An event with an ode


My sudden inspiration to write an ode called up an amusing memory from 1965 when I was a student in the English Dept. at the University of Qld. It was in English I which was heavily populated by student teachers, who had to do that subject as a course requirement for their teaching diploma. So, as it turned out, I was the only real literary enthusiast in my tutorial group. I was there because I wanted to be.

My tutor was a "Mrs Curry", who was a very good looking woman who undoubtedly made Mr Curry happy by having a part-time job. And she too was a genuine literary enthusiast. So we got on well. Teachers have always liked me because I understand immediately what they are trying to convey. So I was undoubtedly her star pupil

So one day we were studying a poem which turned out to be an ode. It was probably Shelley's ‘To a Skylark’. Mrs Curry identified the poem as an ode and asked the class, "What sort of an ode is it?" All heads in the class stayed down, looking at their books, including mine. But I silently mouthed the word "Pindaric". I did not want to be the only smartypants in the room and actually say it. But I had evidently been under expectant observation by Mrs Curry, who promply said, without naming me, "Go on. Say it" which I did, to her obvious satisfaction.

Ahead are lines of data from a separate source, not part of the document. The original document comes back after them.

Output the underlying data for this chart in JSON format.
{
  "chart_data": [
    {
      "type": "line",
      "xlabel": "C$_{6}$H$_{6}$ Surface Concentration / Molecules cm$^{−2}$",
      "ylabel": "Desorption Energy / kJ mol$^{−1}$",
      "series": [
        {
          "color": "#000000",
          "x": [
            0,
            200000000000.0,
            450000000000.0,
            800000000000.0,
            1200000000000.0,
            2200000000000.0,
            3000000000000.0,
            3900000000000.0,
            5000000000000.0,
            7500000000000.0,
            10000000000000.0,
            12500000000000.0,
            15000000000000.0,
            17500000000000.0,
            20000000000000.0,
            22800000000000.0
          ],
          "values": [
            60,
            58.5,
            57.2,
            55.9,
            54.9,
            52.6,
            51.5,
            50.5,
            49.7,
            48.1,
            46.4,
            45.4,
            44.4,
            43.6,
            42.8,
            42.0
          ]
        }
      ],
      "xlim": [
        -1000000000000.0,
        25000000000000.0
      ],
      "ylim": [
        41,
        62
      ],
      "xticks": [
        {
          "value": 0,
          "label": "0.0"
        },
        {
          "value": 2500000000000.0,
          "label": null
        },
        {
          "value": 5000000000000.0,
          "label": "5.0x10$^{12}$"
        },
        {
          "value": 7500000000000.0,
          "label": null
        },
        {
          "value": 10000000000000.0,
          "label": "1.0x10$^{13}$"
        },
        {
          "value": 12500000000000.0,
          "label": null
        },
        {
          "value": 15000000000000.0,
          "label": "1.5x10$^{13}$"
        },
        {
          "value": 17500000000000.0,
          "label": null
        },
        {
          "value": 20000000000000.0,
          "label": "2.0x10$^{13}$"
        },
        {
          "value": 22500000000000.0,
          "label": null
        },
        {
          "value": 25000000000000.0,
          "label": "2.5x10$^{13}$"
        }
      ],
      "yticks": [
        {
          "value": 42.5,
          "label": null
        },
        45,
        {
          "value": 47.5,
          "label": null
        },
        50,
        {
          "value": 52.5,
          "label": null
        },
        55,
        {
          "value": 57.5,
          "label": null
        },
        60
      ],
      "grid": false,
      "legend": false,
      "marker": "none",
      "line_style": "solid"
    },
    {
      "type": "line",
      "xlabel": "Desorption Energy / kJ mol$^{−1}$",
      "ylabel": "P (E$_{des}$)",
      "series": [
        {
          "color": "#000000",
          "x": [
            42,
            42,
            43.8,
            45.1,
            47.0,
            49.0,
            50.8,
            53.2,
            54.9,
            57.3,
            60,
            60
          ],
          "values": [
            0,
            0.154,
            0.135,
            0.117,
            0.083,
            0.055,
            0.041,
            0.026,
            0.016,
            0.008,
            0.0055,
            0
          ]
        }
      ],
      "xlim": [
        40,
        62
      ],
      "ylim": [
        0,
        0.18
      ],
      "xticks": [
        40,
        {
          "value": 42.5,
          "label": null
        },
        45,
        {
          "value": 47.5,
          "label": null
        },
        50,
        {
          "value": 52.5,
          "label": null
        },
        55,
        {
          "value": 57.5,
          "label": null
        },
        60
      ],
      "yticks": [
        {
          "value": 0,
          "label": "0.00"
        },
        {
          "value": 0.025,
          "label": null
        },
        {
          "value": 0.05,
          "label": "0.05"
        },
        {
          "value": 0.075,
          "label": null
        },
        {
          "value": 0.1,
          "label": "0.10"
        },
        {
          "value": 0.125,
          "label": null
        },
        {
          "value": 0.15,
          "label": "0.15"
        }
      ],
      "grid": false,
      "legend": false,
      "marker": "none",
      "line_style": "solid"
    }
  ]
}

As I said, it is satisying to a teacher when student really knows the subject. But it was one of the many occasions when the student teachers looked at me askance. Student teachers were not as much the bottom of the academic barrel as they are these days but were certainly not the cream of the academic crop. But it was amusing to be so watched that even an unuttered word was taken as a desired answer.